Gordon Bower Lecture- Intuitive Physical Reasoning in the Human Brain

Visual scene understand requires more than a list of the objects present in the scene and their locations. To understanding a scene, plan action on it, and predict what will happen next we must extract the relationships between objects (e.g., support and attachment), their physical properties (e.g., mass and material), and the forces acting upon them. One view from Tenenbaum and his students is that we do this with the use of a mental “physics engine” that represents this information and runs forward simulations to predict what will happen next. Over the last several years we have been testing this idea using fMRI and intracranial recordings. I will review evidence that certain brain regions in the parietal and frontal lobes (but not the ventral visual pathway) behave as expected if they implement a mental physics engine: they respond more strongly when deciding about physical than visual properties and when viewing video clips depicting physical versus social events (Fischer et al, 2016), and they contain scenario-invariant information about object mass inferred from motion trajectories (Schwettmann et al, 2019), the stability of a configuration of objects (Pramod et al, 2022), and whether two objects are in contact with each other (Pramod et al 2025).

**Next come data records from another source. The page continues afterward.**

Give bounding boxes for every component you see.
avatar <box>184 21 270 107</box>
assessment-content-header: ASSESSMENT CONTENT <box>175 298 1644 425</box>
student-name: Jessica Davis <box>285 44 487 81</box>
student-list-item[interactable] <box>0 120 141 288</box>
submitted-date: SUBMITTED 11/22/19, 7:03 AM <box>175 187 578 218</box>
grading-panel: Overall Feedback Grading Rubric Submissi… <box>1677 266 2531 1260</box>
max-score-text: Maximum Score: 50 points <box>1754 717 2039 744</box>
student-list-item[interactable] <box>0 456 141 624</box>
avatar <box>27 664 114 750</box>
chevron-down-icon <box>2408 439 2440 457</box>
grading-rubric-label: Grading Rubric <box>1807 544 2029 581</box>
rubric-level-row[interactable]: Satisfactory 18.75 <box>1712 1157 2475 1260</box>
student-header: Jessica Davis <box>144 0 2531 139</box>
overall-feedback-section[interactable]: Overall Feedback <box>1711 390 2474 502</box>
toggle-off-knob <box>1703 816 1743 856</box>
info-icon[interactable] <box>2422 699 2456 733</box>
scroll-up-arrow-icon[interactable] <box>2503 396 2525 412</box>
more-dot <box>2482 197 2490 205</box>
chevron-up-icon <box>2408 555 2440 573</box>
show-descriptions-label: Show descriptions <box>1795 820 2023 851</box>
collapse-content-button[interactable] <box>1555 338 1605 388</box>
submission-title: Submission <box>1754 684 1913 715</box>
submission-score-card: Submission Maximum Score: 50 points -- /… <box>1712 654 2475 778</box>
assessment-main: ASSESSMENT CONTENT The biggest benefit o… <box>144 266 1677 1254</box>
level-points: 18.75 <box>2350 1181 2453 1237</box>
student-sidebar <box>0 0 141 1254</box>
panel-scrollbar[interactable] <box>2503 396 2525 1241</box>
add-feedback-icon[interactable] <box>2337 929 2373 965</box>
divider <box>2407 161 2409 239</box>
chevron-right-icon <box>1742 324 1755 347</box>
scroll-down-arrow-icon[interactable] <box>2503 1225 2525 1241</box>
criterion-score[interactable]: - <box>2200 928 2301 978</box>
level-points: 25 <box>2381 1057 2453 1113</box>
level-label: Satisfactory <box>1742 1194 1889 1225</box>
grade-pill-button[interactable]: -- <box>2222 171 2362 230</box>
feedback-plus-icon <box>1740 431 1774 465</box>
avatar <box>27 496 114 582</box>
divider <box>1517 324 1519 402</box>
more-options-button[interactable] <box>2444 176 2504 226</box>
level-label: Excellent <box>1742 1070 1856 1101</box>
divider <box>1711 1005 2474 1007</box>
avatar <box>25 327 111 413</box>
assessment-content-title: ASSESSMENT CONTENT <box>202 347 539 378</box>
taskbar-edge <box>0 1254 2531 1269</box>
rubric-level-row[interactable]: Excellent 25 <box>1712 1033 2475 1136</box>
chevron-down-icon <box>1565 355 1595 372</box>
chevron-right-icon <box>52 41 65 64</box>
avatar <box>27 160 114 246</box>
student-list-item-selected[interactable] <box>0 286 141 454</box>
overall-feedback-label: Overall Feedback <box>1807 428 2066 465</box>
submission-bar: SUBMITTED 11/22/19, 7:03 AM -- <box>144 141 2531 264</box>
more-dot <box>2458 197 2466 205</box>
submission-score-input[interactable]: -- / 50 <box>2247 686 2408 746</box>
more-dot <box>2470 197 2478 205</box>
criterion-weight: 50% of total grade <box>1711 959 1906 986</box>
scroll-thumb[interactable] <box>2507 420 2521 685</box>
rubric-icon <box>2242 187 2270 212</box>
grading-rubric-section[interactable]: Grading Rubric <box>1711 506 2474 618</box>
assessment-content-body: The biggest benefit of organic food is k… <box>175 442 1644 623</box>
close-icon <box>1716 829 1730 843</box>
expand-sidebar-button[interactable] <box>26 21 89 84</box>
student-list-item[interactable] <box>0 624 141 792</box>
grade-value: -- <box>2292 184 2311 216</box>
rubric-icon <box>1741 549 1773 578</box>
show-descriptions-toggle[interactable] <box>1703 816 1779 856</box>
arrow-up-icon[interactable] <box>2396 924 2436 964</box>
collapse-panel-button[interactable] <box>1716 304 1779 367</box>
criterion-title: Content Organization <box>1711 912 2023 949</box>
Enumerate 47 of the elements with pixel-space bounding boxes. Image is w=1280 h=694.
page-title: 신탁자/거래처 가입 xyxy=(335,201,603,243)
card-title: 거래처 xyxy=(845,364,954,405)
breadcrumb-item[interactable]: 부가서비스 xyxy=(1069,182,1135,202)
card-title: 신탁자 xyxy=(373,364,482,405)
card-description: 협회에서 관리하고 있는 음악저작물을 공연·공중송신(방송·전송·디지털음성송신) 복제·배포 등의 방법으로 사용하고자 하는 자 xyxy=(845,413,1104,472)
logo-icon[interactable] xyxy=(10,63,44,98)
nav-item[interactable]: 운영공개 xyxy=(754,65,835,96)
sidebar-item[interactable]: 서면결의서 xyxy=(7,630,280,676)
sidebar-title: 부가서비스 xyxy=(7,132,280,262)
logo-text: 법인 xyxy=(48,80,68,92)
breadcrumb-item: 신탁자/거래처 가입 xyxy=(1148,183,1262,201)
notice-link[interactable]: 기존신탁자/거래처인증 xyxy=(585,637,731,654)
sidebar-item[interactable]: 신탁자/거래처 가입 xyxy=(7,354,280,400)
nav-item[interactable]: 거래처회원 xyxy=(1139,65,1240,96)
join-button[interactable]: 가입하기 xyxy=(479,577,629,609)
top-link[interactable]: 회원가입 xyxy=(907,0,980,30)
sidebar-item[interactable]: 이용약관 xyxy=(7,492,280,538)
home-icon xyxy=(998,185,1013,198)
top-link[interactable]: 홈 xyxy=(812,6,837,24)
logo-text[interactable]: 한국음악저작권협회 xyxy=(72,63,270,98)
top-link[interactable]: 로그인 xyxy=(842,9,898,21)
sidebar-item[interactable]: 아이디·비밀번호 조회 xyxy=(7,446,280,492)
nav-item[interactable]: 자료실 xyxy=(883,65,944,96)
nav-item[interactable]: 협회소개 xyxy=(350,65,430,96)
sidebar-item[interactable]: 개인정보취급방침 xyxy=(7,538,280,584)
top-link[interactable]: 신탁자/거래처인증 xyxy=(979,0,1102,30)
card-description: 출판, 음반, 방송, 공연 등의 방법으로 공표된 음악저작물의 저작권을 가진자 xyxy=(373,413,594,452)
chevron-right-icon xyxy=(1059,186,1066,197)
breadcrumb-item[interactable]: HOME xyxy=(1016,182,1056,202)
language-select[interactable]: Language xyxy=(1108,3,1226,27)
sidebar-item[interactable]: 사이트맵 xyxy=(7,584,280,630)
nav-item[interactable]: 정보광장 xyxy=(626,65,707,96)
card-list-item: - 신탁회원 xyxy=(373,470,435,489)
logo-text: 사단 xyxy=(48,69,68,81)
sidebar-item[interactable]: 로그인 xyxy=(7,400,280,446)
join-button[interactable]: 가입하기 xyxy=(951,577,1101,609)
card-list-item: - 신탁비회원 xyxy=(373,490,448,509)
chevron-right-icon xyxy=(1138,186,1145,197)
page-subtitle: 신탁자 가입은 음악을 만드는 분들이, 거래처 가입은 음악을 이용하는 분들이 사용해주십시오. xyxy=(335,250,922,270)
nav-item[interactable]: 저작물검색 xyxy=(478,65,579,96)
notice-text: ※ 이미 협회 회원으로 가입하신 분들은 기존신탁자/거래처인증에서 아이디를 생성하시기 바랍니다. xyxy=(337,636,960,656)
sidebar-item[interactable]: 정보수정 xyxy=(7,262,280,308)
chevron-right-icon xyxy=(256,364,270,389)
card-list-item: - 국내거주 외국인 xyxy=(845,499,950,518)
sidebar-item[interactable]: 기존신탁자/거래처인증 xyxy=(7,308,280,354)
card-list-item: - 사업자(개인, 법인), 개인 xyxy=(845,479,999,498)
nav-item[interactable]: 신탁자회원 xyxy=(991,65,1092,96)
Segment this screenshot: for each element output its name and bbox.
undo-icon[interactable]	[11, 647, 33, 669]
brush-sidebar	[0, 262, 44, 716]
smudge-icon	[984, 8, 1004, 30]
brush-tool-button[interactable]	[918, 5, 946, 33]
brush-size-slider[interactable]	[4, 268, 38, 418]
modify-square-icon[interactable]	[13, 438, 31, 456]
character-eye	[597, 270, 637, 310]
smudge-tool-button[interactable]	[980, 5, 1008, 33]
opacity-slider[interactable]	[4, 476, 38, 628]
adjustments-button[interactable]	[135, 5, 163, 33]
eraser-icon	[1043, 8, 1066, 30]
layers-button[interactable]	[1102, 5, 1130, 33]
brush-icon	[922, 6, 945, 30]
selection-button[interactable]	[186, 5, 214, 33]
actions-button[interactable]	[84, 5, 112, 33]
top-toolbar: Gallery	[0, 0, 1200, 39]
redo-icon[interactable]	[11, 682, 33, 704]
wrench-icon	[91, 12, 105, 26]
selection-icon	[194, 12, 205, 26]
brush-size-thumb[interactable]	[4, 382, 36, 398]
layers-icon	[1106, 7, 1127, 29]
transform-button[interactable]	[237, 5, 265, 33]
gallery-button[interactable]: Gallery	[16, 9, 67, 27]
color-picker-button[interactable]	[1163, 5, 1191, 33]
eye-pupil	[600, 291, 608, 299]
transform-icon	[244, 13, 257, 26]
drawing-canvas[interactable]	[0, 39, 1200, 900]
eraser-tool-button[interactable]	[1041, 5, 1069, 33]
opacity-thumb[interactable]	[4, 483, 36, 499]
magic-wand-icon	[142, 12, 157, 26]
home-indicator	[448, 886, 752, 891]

Perhaps most tellingly, these regions produce a similar pattern of response when a collision event is predicted, as when a collision event is actually observed, as expected if these brain regions run forward simulations of what will happen next (Pramod et al 2025). Most recently, in a collaboration with Richard Andersen’s lab at Caltech, we have had the opportunity to record individual neurons in posterior parietal cortex of human participants who are paralyzed and have volunteered for BMI research. This work has revealed that the same individual neurons exhibit each of the key signatures of intuitive physical reasoning that we have observed with fMRI: selective engagement by physical versus perceptual tasks, selective engagement by physical versus social videos, and a lack of increased response with working memory demands. We are hopeful that the increased spatial and temporal resolution of these recordings will enable us in future to test computational models of intuitive physical reasoning in the human brain.